Professor Wamue-Ngare quickly realised that with incidents of sexual and gender-based violence (SGBV), cases are often dropped because of lack of evidence or are simply not reported due to a fear that survivors will not be taken seriously. So she applied for an ACU Gender Grant, securing funding to cover the costs and development of the Kenyatta University SGBV Reporting App.
The mobile app makes it easy for students and staff at Kenyatta University who have experienced SBGV to anonymously report incidents of sexual harassment, abuse and gender discrimination. The data is then submitted to the Centre for Gender Equity and Empowerment for investigation. Users can upload evidence, view emergency numbers to contact the police and access a counselling centre, all via the fully secure Android app.

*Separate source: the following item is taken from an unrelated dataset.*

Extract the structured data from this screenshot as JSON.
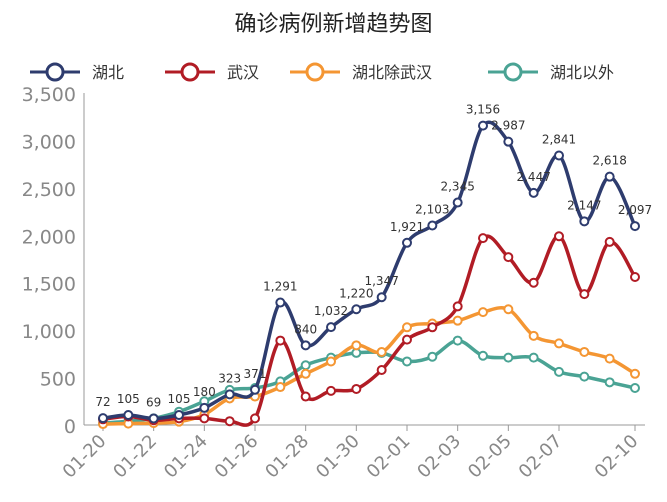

As Professor Wamue-Ngare explains: ‘The commonest form of SGBV in universities in Kenya is sexual harassment among staff and students, often surrounded by gender power dynamics. The app unearths the usual culture of silence, fear of intimidation and general apathy of unconcluded cases, which quite often lack factual evidence.’

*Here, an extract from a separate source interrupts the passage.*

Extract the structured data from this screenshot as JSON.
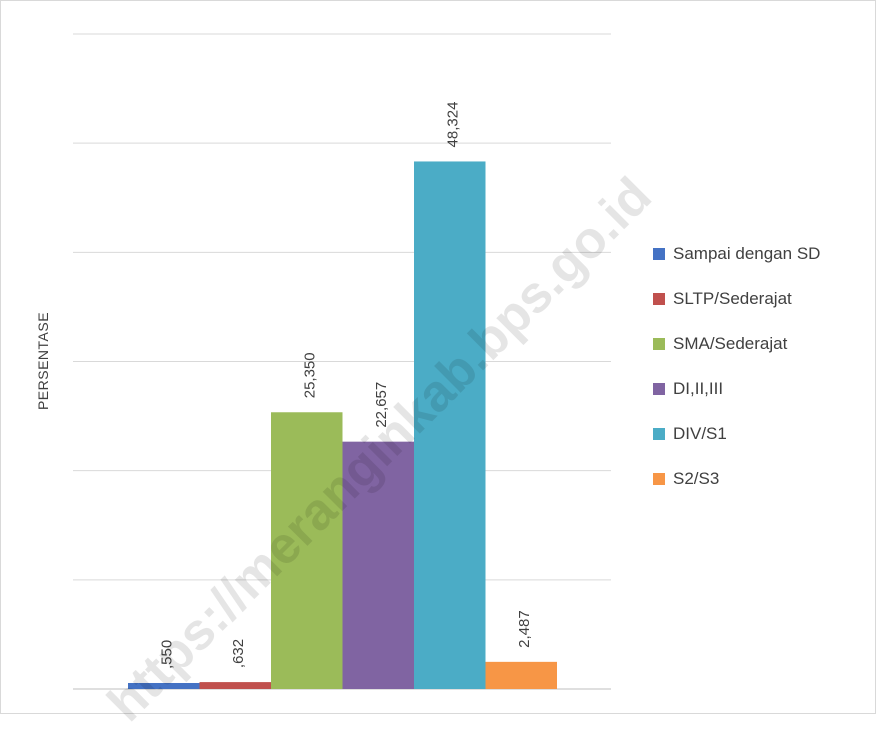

As well as strengthening reporting mechanisms and evidence collection which should deter possible perpetrators, it is Professor Wamue-Ngare’s hope that the app will break the culture of silence that prevents people from coming forward. The result: a safer campus for all.

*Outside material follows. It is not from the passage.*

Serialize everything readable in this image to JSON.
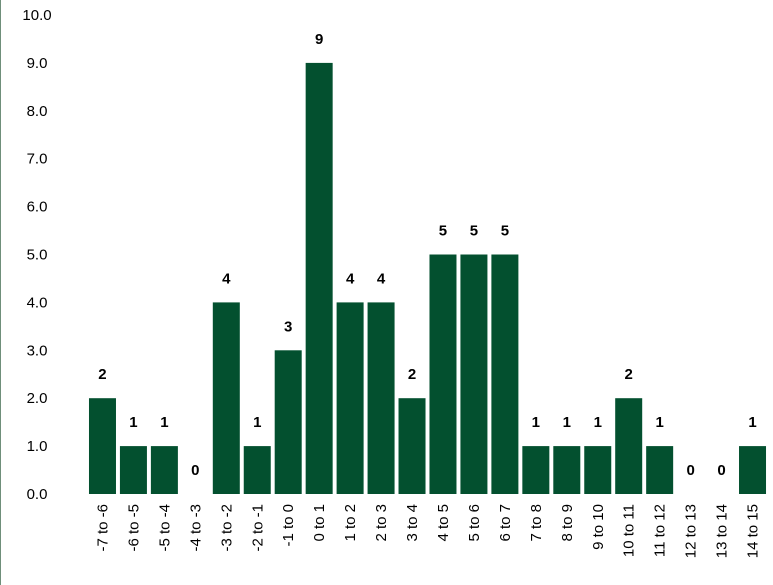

The app will also function as a communications tool allowing the Centre for Gender Equality to communicate important news. Messages about SGBV and gender issues, developed in collaboration with Women Education Researchers of Kenya (WERK), will also be featured.
So far, the app has received a positive response with the Kenyatta University administration and fellow concerned colleagues welcoming the platform.
As Professor Wamue-Ngare described: ‘When we launched it we were joined by many representatives from other universities across the country, and they were asking a lot of questions about it, wondering whether it can be applicable to other universities. There was a lot of hope, and my Vice Chancellor is very excited with the initiative.’
Kenyatta University is a proud champion of HeForShe, the United Nations global solidarity movement for gender equality. Professor Wamue-Ngare shared details of the app at a recent HeForShe forum meeting, where it was also met with praise.
Describing the ACU gender grant as ‘a golden opportunity’ to utilise modern technology to address SGBV, Professor Wamue-Ngare is delighted that the university management shared her vision and enthusiasm for the project.
‘To have delivered this to the university gives me a lot of fulfilment because I’m passionate about addressing SGBV. I am a survivor of it, and I would hate anybody to go through what I went through. I believe if we could transform the life of only one girl or one boy in the university, then we have done something.’
The Kenyatta University SGBV Reporting App is available to download on Android. The App launched 21 June 2020 and has had 50,000+ downloads to date.
For more than 30 years, the ACU has worked to address gender issues – such as championing women in leadership and combating sexual violence on campus – in partnership with our member universities.
Our annual ACU Gender Grants help our members to meet the costs of organising projects promoting gender equity and equality in their institutions. The grants can be used for a diverse range of projects, workshops, and events in areas such as supporting women in leadership, science and research; mainstreaming gender equity into the curriculum and developing anti-sexual harassment initiatives.